3.8.
Viele wissen nicht, dass sich Flops mit einem Paar sehr gut zum bluffen eignen. Dies trifft insbesondere dann zu, wenn kein Strassen-oder Flushdraw noch zusaetzlich moeglich ist.
Manchmal, wenn man gegen viele Kontrahenten spielt, kann man auch einen sog. verzoegerten Bluff machen. Anstatt sofort zu setzen, wenn der Flop mit einem Paar kommt und man in einer fruehen Position ist, ist es oft besser zu checken. Wenn nun ein guter Spieler in einer spaeten Satzposition setzt und Sie glauben, dass er in diesem Fall moeglicherweise blufft, koennen Sie einen Call machen, wenn niemand sonst mitgegangen ist. Angenommen niemand nach Ihnen hat gecallt, koennen Sie jetzt auf die Turnkarte eine Wette plazieren. Sie haben durch dieses Verhalten ein Slowplay vorgetaeuscht und werden oft den Pot gewinnen. Es schaut so aus, als ob Sie nur gecallt haben in der Hoffnung andere Spieler zwischen Ihnen und der Person, die gewettet hat, zum Mitgehen zu verleiten und, dass Sie jetzt Angst haben, er koennte nicht mehr wetten, wenn Sie checken. Sie sollten aber bedenken, dass Sie diesen Spielzug vergessen koennen, wenn wirklich jemand nach Ihnen callt.

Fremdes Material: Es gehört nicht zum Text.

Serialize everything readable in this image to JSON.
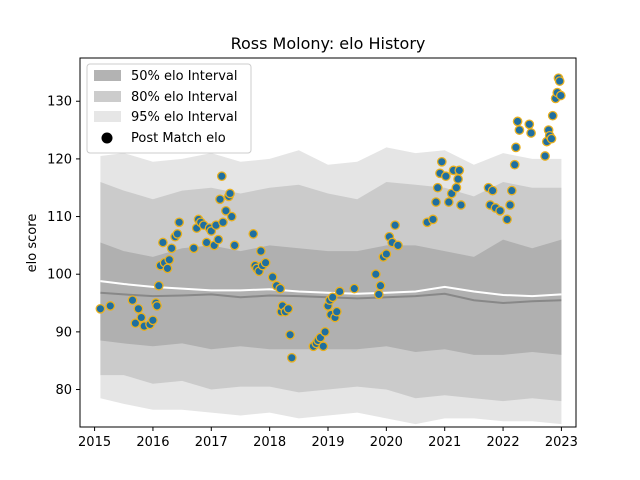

Wir wollen hierzu ein Beispiel geben. In einem Spiel mit vielen Leuten kommt folgender Flop:
Dame♠ / 6♦ / 6♥
Sie checken nun in einer fruehen Position und ein Spieler in einer spaeten Position setzt. Sie callen und niemand sonst geht mit. Jetzt waere es richtig auf die Turnkarte zu setzen, ganz gleich was kommt. Es kann durchaus passieren, dass Ihr Gegner sogar ein Paar Damen wegwirft. (Das ist der Grund, warum wir wollen, dass es ein starker Spieler ist, der setzt.) Beachten Sie auch, dass die meisten Spieler niemals auf den Flop setzen wuerden, wenn sie tatsaechlich eine 6 haben. Gegen solche Spieler funktioniert diese Strategie sogar noch besser.